Dr. Luz Irina Calderón Villalobos and team addressed this question by studying two auxin sensor complexes from Arabidopsis with regard to their biochemical characteristics. They chose to investigate a combination of TIR1 target receptor with either one of two closely related AUX/IAAs, IAA6 or IAA19. Their findings suggest that the TIR1-IAA19 auxin sensor binds the hormone with higher affinity than TIR1-IAA6. Since after the auxin-mediated complex formation, the AUX/IAA is immediately ubiquitinated and degraded, they also analyzed these follow-up events. For that, the researchers for the first time recapitulated ubiquitination of AUX/IAAs in the test tube, which is a sophisticated undertaking. All enzymes and proteins necessary for the ubiquitination reaction had to be produced and purified in an active form. Martin Winkler, first author of the study and biochemistry student at the Martin Luther University Halle-Wittenberg, pursued this ambitious task and successfully implemented it during his master’s thesis at the IPB. With this methodical tool, the researchers were able to provide evidence that an SCF^TIR1 ligase more rapidly attaches more ubiquitins to IAA19 after auxin supply than to IAA6. This result nicely matched the stronger binding observed in a TIR1-IAA19 auxin sensor complex. Furthermore, they show that the increased ubiquitination might also lead to a faster degradation of IAA19 in comparison to IAA6. With this, the IPB researchers corroborate their hypothesis that the affinity of an auxin sensor complex is likely to directly impact the subsequent steps, which could then mediate differences in gene activation.

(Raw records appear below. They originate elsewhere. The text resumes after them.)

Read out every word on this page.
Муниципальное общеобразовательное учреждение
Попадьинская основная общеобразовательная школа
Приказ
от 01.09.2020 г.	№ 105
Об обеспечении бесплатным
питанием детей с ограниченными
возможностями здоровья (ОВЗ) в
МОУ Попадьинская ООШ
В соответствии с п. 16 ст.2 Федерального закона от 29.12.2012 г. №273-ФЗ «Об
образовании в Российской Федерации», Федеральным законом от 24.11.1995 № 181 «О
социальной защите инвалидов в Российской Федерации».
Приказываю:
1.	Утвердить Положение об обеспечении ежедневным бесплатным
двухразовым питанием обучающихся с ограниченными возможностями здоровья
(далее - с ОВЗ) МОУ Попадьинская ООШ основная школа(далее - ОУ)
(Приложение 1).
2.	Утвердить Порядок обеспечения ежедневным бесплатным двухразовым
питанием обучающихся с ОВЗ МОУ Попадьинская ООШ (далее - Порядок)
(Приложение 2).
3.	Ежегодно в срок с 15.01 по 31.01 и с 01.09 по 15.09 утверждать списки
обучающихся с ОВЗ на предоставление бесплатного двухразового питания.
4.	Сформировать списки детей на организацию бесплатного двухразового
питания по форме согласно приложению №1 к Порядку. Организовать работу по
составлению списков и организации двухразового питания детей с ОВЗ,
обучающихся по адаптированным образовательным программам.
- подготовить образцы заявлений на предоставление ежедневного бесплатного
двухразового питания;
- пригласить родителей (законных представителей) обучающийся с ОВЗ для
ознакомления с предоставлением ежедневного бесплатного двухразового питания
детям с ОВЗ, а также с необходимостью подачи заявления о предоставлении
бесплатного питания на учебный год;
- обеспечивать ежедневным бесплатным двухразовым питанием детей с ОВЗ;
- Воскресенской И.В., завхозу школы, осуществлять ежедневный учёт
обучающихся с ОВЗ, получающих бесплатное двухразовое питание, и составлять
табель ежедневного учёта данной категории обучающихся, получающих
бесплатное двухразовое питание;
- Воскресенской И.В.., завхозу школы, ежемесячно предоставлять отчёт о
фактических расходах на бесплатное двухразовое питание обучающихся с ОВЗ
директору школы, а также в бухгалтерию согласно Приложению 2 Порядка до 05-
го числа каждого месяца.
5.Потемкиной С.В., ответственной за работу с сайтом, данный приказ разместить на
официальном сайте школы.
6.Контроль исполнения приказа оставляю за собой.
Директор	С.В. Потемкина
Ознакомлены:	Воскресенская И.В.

Moreover, the study shed light on the evolution of the two very similar repressor proteins. Their underlying genes have arisen from genome duplications that occurred in the course of land plant evolution. These duplicates must have been advantageous, so that they have been retained and the AUX/IAA gene family expanded. Analyses of the two exemplary repressors studied suggest that IAA19 remains unchanged, while its duplicate IAA6 is functionally evolving. In that way, over the course of their evolution, plants might have acquired a spectrum of auxin sensors with different properties, allowing them to translate various auxin concentration inputs into precise signaling outputs. These outputs, in turn, would result in specific growth and developmental processes in the plant.

So far, plant auxin sensors are the best researched small molecule sensors in regulated protein degradation via the ubiquitin-proteasome system. Similarly functioning complexes have already been discovered in plants, as well as mammals. Importantly, many diseases like certain types of cancer trace back to abnormally functioning ubiquitin ligases. Small molecules that influence these ligases’ recognition of target proteins are a promising tool for medical research and therapy. Therefore, the insights on auxin sensing from this publication are relevant beyond plant biology.